Mumbai: Nomura said it remains selective in Indian equities given the continued increase in COVID-19 cases and slower economic growth.

The brokerage said it prefers exporters, rural consumption and companies that are likely to gain market share through this crisis.

Its top picks include Reliance Industries, Lupin, HCL Technologies, Mahindra & Mahindra and ICICI Bank. Nomura noted that the Nifty has rallied sharply since May 18, outperforming the emerging markets, due to a catch up rally as the Indian markets underperformed over February and March due to relentless selling by foreign investors. Nifty is trading at 19.8 times one year forward earnings after this rally, the highest in the past decade, said Nomura. This, the brokerage said, has lead to the spread between earnings yield and bond yield narrowing and this spread is now within fair value zone.

Meanwhile, the high coronavirus cases spread sugggests restrictions are likely to continue, at least in hotspots.

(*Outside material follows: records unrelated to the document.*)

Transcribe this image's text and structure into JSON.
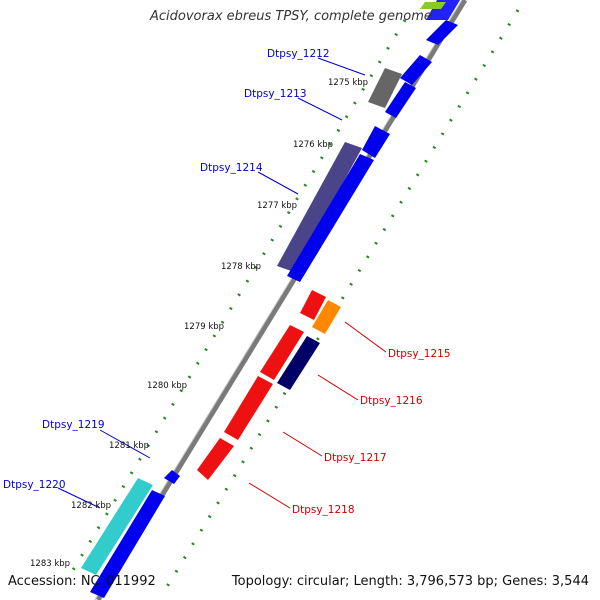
{
  "title": "Acidovorax ebreus TPSY, complete genome",
  "footer": {
    "accession": "Accession: NC_011992",
    "summary": "Topology: circular; Length: 3,796,573 bp; Genes: 3,544"
  },
  "ticks": [
    "1275 kbp",
    "1276 kbp",
    "1277 kbp",
    "1278 kbp",
    "1279 kbp",
    "1280 kbp",
    "1281 kbp",
    "1282 kbp",
    "1283 kbp"
  ],
  "gene_labels_forward": [
    "Dtpsy_1212",
    "Dtpsy_1213",
    "Dtpsy_1214",
    "Dtpsy_1219",
    "Dtpsy_1220"
  ],
  "gene_labels_reverse": [
    "Dtpsy_1215",
    "Dtpsy_1216",
    "Dtpsy_1217",
    "Dtpsy_1218"
  ],
  "colors": {
    "forward_label": "#0000cc",
    "reverse_label": "#cc0000",
    "backbone": "#888888",
    "blue": "#0000ee",
    "red": "#ee0000",
    "slate": "#4a4488",
    "grey": "#666666",
    "navy": "#000066",
    "orange": "#ff8800",
    "cyan": "#33cccc",
    "tick_dots": "#228822"
  }
}
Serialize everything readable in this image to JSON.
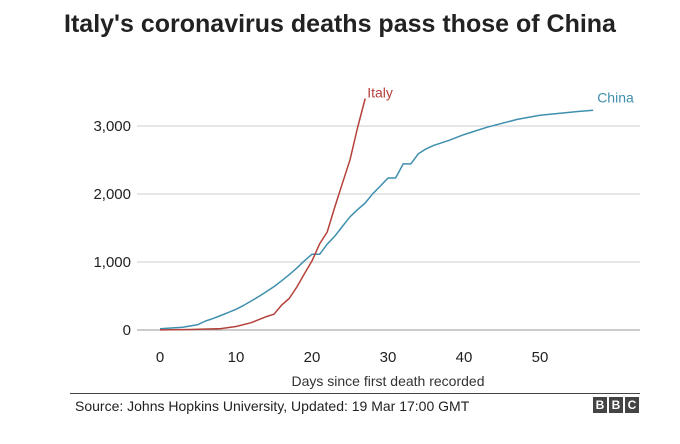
{
  "chart_data": {
    "type": "line",
    "title": "Italy's coronavirus deaths pass those of China",
    "xlabel": "Days since first death recorded",
    "ylabel": "",
    "xlim": [
      -3,
      62
    ],
    "ylim": [
      0,
      3400
    ],
    "x_ticks": [
      0,
      10,
      20,
      30,
      40,
      50
    ],
    "x_tick_labels": [
      "0",
      "10",
      "20",
      "30",
      "40",
      "50"
    ],
    "y_ticks": [
      0,
      1000,
      2000,
      3000
    ],
    "y_tick_labels": [
      "0",
      "1,000",
      "2,000",
      "3,000"
    ],
    "grid": true,
    "series": [
      {
        "name": "Italy",
        "color": "#b5413a",
        "x": [
          0,
          4,
          8,
          10,
          12,
          14,
          15,
          16,
          17,
          18,
          19,
          20,
          21,
          22,
          23,
          24,
          25,
          26,
          27
        ],
        "y": [
          1,
          7,
          21,
          52,
          107,
          197,
          233,
          366,
          463,
          631,
          827,
          1016,
          1266,
          1441,
          1809,
          2158,
          2503,
          2978,
          3405
        ]
      },
      {
        "name": "China",
        "color": "#3f8fae",
        "x": [
          0,
          3,
          5,
          6,
          7,
          8,
          9,
          10,
          11,
          12,
          13,
          14,
          15,
          16,
          17,
          18,
          19,
          20,
          21,
          22,
          23,
          24,
          25,
          26,
          27,
          28,
          29,
          30,
          31,
          32,
          33,
          34,
          35,
          36,
          38,
          40,
          43,
          47,
          50,
          55,
          57
        ],
        "y": [
          17,
          41,
          80,
          132,
          170,
          213,
          259,
          304,
          362,
          426,
          492,
          565,
          638,
          724,
          813,
          910,
          1018,
          1115,
          1113,
          1262,
          1381,
          1524,
          1665,
          1770,
          1868,
          2004,
          2118,
          2236,
          2236,
          2442,
          2442,
          2592,
          2663,
          2715,
          2788,
          2873,
          2981,
          3097,
          3158,
          3213,
          3231
        ]
      }
    ],
    "annotations": [
      {
        "text": "Italy",
        "series": "Italy"
      },
      {
        "text": "China",
        "series": "China"
      }
    ]
  },
  "footer": {
    "source": "Source: Johns Hopkins University, Updated: 19 Mar 17:00 GMT",
    "logo_letters": [
      "B",
      "B",
      "C"
    ]
  }
}
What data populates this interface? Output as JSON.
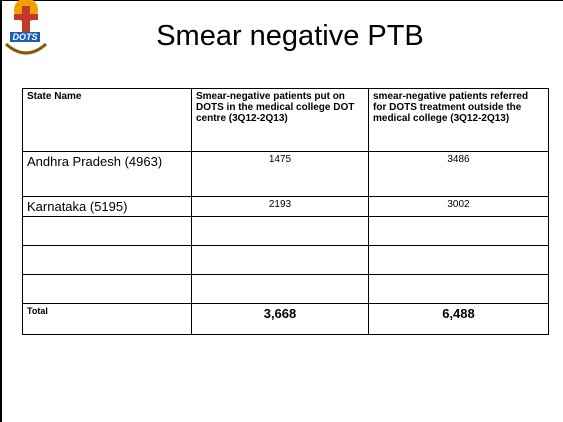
{
  "logo": {
    "text": "DOTS"
  },
  "title": "Smear negative PTB",
  "table": {
    "columns": [
      "State Name",
      "Smear-negative patients put on DOTS in the medical college DOT centre (3Q12-2Q13)",
      "smear-negative patients referred for DOTS treatment outside the medical college (3Q12-2Q13)"
    ],
    "rows": [
      [
        "Andhra Pradesh (4963)",
        "1475",
        "3486"
      ],
      [
        "Karnataka (5195)",
        "2193",
        "3002"
      ]
    ],
    "total": [
      "Total",
      "3,668",
      "6,488"
    ]
  }
}
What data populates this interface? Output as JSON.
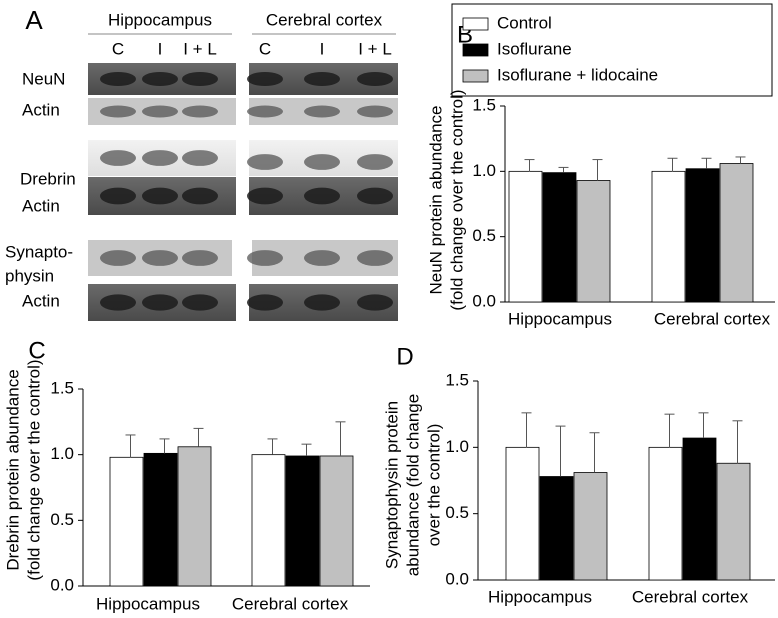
{
  "panel_a": {
    "label": "A",
    "regions": [
      "Hippocampus",
      "Cerebral cortex"
    ],
    "lanes": [
      "C",
      "I",
      "I + L"
    ],
    "rows": [
      "NeuN",
      "Actin",
      "Drebrin",
      "Actin",
      [
        "Synapto-",
        "physin"
      ],
      "Actin"
    ]
  },
  "chart_data": [
    {
      "type": "bar",
      "panel": "B",
      "ylabel": [
        "NeuN protein abundance",
        "(fold change over the control)"
      ],
      "categories": [
        "Hippocampus",
        "Cerebral cortex"
      ],
      "series": [
        {
          "name": "Control",
          "color": "#ffffff",
          "values": [
            1.0,
            1.0
          ],
          "errors": [
            0.09,
            0.1
          ]
        },
        {
          "name": "Isoflurane",
          "color": "#000000",
          "values": [
            0.99,
            1.02
          ],
          "errors": [
            0.04,
            0.08
          ]
        },
        {
          "name": "Isoflurane + lidocaine",
          "color": "#c0c0c0",
          "values": [
            0.93,
            1.06
          ],
          "errors": [
            0.16,
            0.05
          ]
        }
      ],
      "ylim": [
        0,
        1.5
      ],
      "yticks": [
        {
          "value": 0,
          "label": "0.0"
        },
        0.5,
        {
          "value": 1,
          "label": "1.0"
        },
        1.5
      ]
    },
    {
      "type": "bar",
      "panel": "C",
      "ylabel": [
        "Drebrin protein abundance",
        "(fold change over the control)"
      ],
      "categories": [
        "Hippocampus",
        "Cerebral cortex"
      ],
      "series": [
        {
          "values": [
            0.98,
            1.0
          ],
          "errors": [
            0.17,
            0.12
          ]
        },
        {
          "values": [
            1.01,
            0.99
          ],
          "errors": [
            0.11,
            0.09
          ]
        },
        {
          "values": [
            1.06,
            0.99
          ],
          "errors": [
            0.14,
            0.26
          ]
        }
      ],
      "ylim": [
        0,
        1.5
      ],
      "yticks": [
        {
          "value": 0,
          "label": "0.0"
        },
        0.5,
        {
          "value": 1,
          "label": "1.0"
        },
        1.5
      ]
    },
    {
      "type": "bar",
      "panel": "D",
      "ylabel": [
        "Synaptophysin protein",
        "abundance (fold change",
        "over the control)"
      ],
      "categories": [
        "Hippocampus",
        "Cerebral cortex"
      ],
      "series": [
        {
          "values": [
            1.0,
            1.0
          ],
          "errors": [
            0.26,
            0.25
          ]
        },
        {
          "values": [
            0.78,
            1.07
          ],
          "errors": [
            0.38,
            0.19
          ]
        },
        {
          "values": [
            0.81,
            0.88
          ],
          "errors": [
            0.3,
            0.32
          ]
        }
      ],
      "ylim": [
        0,
        1.5
      ],
      "yticks": [
        {
          "value": 0,
          "label": "0.0"
        },
        0.5,
        {
          "value": 1,
          "label": "1.0"
        },
        1.5
      ]
    }
  ]
}
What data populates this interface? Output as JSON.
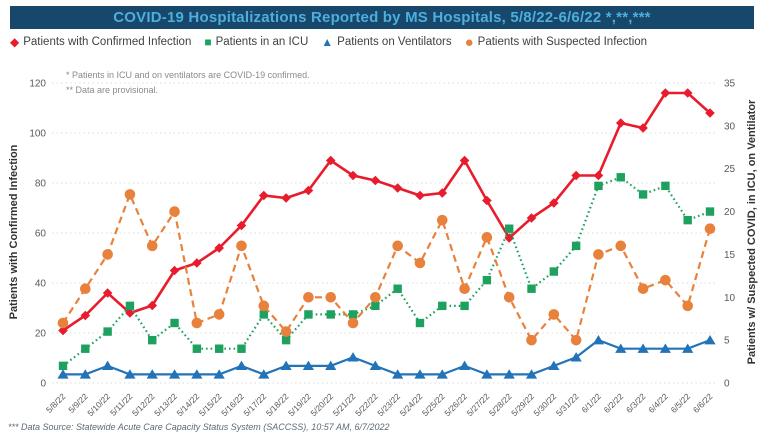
{
  "header": {
    "title": "COVID-19 Hospitalizations Reported by MS Hospitals, 5/8/22-6/6/22 *,**,***",
    "bar_color": "#17476B",
    "text_color": "#4FAEDC"
  },
  "footnotes": [
    "* Patients in ICU and on ventilators are COVID-19 confirmed.",
    "** Data are provisional."
  ],
  "source_note": "*** Data Source: Statewide Acute Care Capacity Status System (SACCSS), 10:57 AM, 6/7/2022",
  "colors": {
    "confirmed": "#E81C2C",
    "icu": "#1EA15F",
    "ventilators": "#2273B8",
    "suspected": "#E8813B",
    "grid": "#DCDCDC",
    "tick_text": "#595959",
    "x_label_text": "#595959"
  },
  "chart_data": {
    "type": "line",
    "x": [
      "5/8/22",
      "5/9/22",
      "5/10/22",
      "5/11/22",
      "5/12/22",
      "5/13/22",
      "5/14/22",
      "5/15/22",
      "5/16/22",
      "5/17/22",
      "5/18/22",
      "5/19/22",
      "5/20/22",
      "5/21/22",
      "5/22/22",
      "5/23/22",
      "5/24/22",
      "5/25/22",
      "5/26/22",
      "5/27/22",
      "5/28/22",
      "5/29/22",
      "5/30/22",
      "5/31/22",
      "6/1/22",
      "6/2/22",
      "6/3/22",
      "6/4/22",
      "6/5/22",
      "6/6/22"
    ],
    "left_axis": {
      "label": "Patients with Confirmed Infection",
      "min": 0,
      "max": 120,
      "step": 20
    },
    "right_axis": {
      "label": "Patients w/ Suspected COVID, in ICU, on Ventilator",
      "min": 0,
      "max": 35,
      "step": 5
    },
    "grid": true,
    "legend_position": "top",
    "series": [
      {
        "name": "Patients with Confirmed Infection",
        "axis": "left",
        "color": "#E81C2C",
        "marker": "diamond",
        "line": "solid",
        "values": [
          21,
          27,
          36,
          28,
          31,
          45,
          48,
          54,
          63,
          75,
          74,
          77,
          89,
          83,
          81,
          78,
          75,
          76,
          89,
          73,
          58,
          66,
          72,
          83,
          83,
          104,
          102,
          116,
          116,
          108
        ]
      },
      {
        "name": "Patients in an ICU",
        "axis": "right",
        "color": "#1EA15F",
        "marker": "square",
        "line": "dotted",
        "values": [
          2,
          4,
          6,
          9,
          5,
          7,
          4,
          4,
          4,
          8,
          5,
          8,
          8,
          8,
          9,
          11,
          7,
          9,
          9,
          12,
          18,
          11,
          13,
          16,
          23,
          24,
          22,
          23,
          19,
          20
        ]
      },
      {
        "name": "Patients on Ventilators",
        "axis": "right",
        "color": "#2273B8",
        "marker": "triangle",
        "line": "solid",
        "values": [
          1,
          1,
          2,
          1,
          1,
          1,
          1,
          1,
          2,
          1,
          2,
          2,
          2,
          3,
          2,
          1,
          1,
          1,
          2,
          1,
          1,
          1,
          2,
          3,
          5,
          4,
          4,
          4,
          4,
          5
        ]
      },
      {
        "name": "Patients with Suspected Infection",
        "axis": "right",
        "color": "#E8813B",
        "marker": "circle",
        "line": "dashed",
        "values": [
          7,
          11,
          15,
          22,
          16,
          20,
          7,
          8,
          16,
          9,
          6,
          10,
          10,
          7,
          10,
          16,
          14,
          19,
          11,
          17,
          10,
          5,
          8,
          5,
          15,
          16,
          11,
          12,
          9,
          18
        ]
      }
    ]
  }
}
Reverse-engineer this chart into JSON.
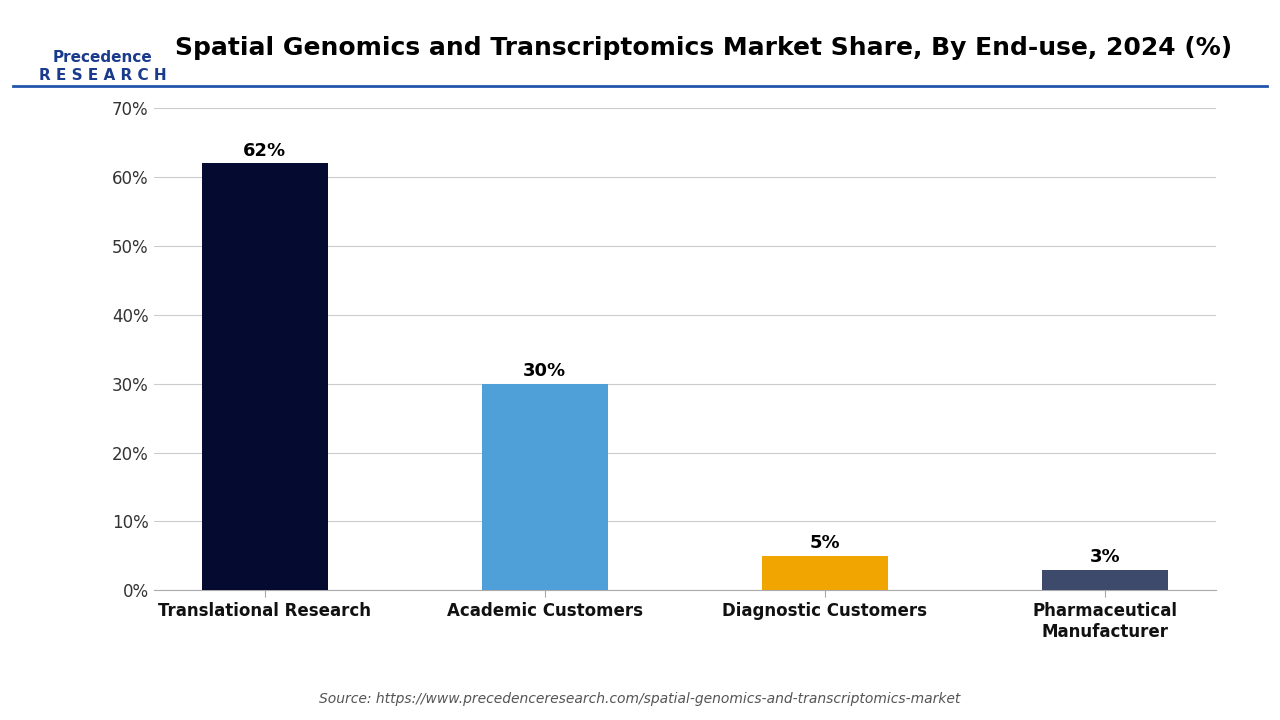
{
  "title": "Spatial Genomics and Transcriptomics Market Share, By End-use, 2024 (%)",
  "categories": [
    "Translational Research",
    "Academic Customers",
    "Diagnostic Customers",
    "Pharmaceutical\nManufacturer"
  ],
  "values": [
    62,
    30,
    5,
    3
  ],
  "bar_colors": [
    "#050A30",
    "#4F9FD8",
    "#F0A500",
    "#3D4A6B"
  ],
  "value_labels": [
    "62%",
    "30%",
    "5%",
    "3%"
  ],
  "ylim": [
    0,
    70
  ],
  "yticks": [
    0,
    10,
    20,
    30,
    40,
    50,
    60,
    70
  ],
  "ytick_labels": [
    "0%",
    "10%",
    "20%",
    "30%",
    "40%",
    "50%",
    "60%",
    "70%"
  ],
  "background_color": "#FFFFFF",
  "source_text": "Source: https://www.precedenceresearch.com/spatial-genomics-and-transcriptomics-market",
  "title_fontsize": 18,
  "label_fontsize": 13,
  "tick_fontsize": 12,
  "source_fontsize": 10,
  "bar_width": 0.45
}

“The rate of spread of infection, which we define as daily average new cases for the past seven days as a proportion of the number of active cases at the start of the period, is ~10% currently. This is an increase from ~8% since mid-June, probably a result of lockdowns restrictions being eased,” said Nomura. This ratio should be below 7% consustently to prevent an increase in active cases, assuming infection cycle of 14 days, said Nomura.

Nomura also believes that the risk of further cut to earnings estimates remains.

“We have witnessed 9%/5% cuts in Bloomberg consensus. To an extent, nearterm earnings are supported by pent-up demand, low raw-material costs, lower discretionary expenditure and no material increase in credit costs (moratorium impact). With reversal in some of these factors and slower economic growth, there are risks to further cuts in earnings estimates,” said Nomura.